Single by the Rolling Stones

from the album Emotional Rescue
- B-side: "Down in the Hole"
- Released: 20 June 1980
- Recorded: 1–19 October 1979
- Genre: Dance-rock; Eurodisco; R&B;
- Length: 5:39 (LP version); 4:18 (Promo 7" Version"); 3:42 (Forty Licks/GRRR! edit);
- Label: Rolling Stones Records
- Songwriter: Jagger/Richards
- Producer: The Glimmer Twins

The Rolling Stones singles chronology
| "Shattered" (1978) | "Emotional Rescue" (1980) | "She's So Cold" (1980) |

Emotional Rescue track listing
- 10 tracks Side one "Dance (Pt. 1)"; "Summer Romance"; "Send It to Me"; "Let Me Go"; "Indian Girl"; Side two "Where the Boys Go"; "Down in the Hole"; "Emotional Rescue"; "She's So Cold"; "All About You";

Music video
- "Emotional Rescue" - OFFICIAL PROMO on YouTube

= Emotional Rescue (song) =

"Emotional Rescue" is a song by the English rock and roll band, the Rolling Stones. It was written by Mick Jagger and Keith Richards and is included on their 1980 album Emotional Rescue.

Given the fact that Keith Richards was becoming (relatively) clean, he was reportedly starting to demand to be involved with the business decisions that Mick Jagger had been taking care of throughout the past decade. This caused a rift between the two, and they rarely were in the studio at the same time. Mick would record in the early evening, and Keith would stroll in late at night.

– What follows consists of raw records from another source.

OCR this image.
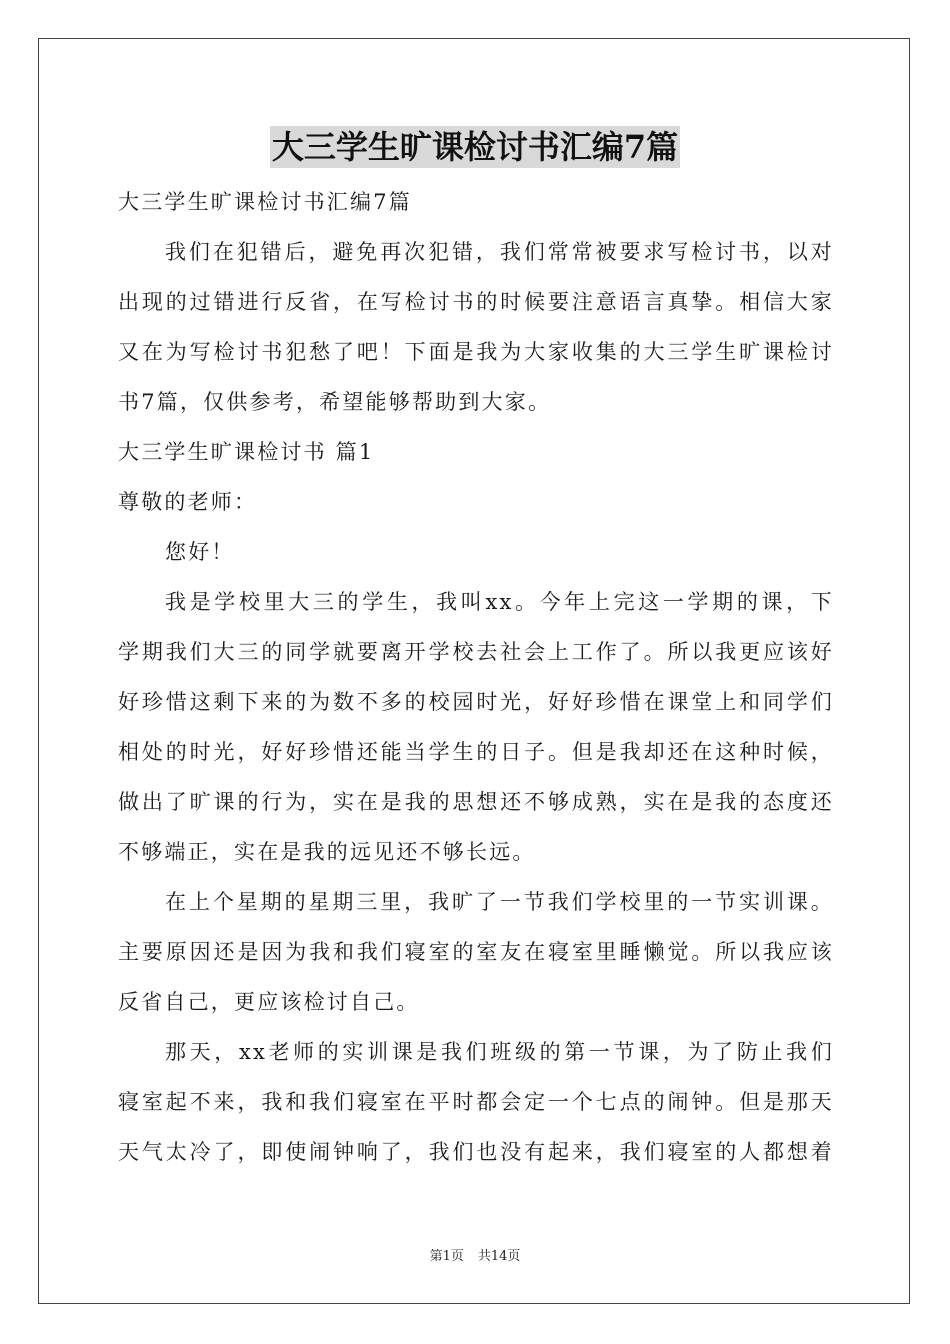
大三学生旷课检讨书汇编7篇
大三学生旷课检讨书汇编7篇
我们在犯错后，避免再次犯错，我们常常被要求写检讨书，以对
出现的过错进行反省，在写检讨书的时候要注意语言真挚。相信大家
又在为写检讨书犯愁了吧！下面是我为大家收集的大三学生旷课检讨
书7篇，仅供参考，希望能够帮助到大家。
大三学生旷课检讨书 篇1
尊敬的老师：
您好！
我是学校里大三的学生，我叫xx。今年上完这一学期的课，下
学期我们大三的同学就要离开学校去社会上工作了。所以我更应该好
好珍惜这剩下来的为数不多的校园时光，好好珍惜在课堂上和同学们
相处的时光，好好珍惜还能当学生的日子。但是我却还在这种时候，
做出了旷课的行为，实在是我的思想还不够成熟，实在是我的态度还
不够端正，实在是我的远见还不够长远。
在上个星期的星期三里，我旷了一节我们学校里的一节实训课。
主要原因还是因为我和我们寝室的室友在寝室里睡懒觉。所以我应该
反省自己，更应该检讨自己。
那天，xx老师的实训课是我们班级的第一节课，为了防止我们
寝室起不来，我和我们寝室在平时都会定一个七点的闹钟。但是那天
天气太冷了，即使闹钟响了，我们也没有起来，我们寝室的人都想着
第1页 共14页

== Composition and writing ==
Mick Jagger wrote the song on an electric piano and from the beginning it was sung in falsetto (similar to the Bee Gees' disco tracks or Marvin Gaye's lead vocal on his 1977 hit "Got to Give It Up"). When the song was brought into the studio they kept the electric piano and falsetto lead. With Ronnie Wood on bass and Charlie Watts on drums they worked out the song. They then added the saxophone part played by Bobby Keys. Bass guitarist Bill Wyman plays synthesizer on the record, while Jagger and Ian Stewart play electric piano. Wyman's synthesizer can be heard faintly during the verses on the right channel/speaker and plays a simple pattern of a few notes using a string-synth set up.

Jagger said the song was about "a girl who's in some sort of manhood problems", not that she was going crazy but she's "just a little bit screwed up and he wants to be the one to help her out".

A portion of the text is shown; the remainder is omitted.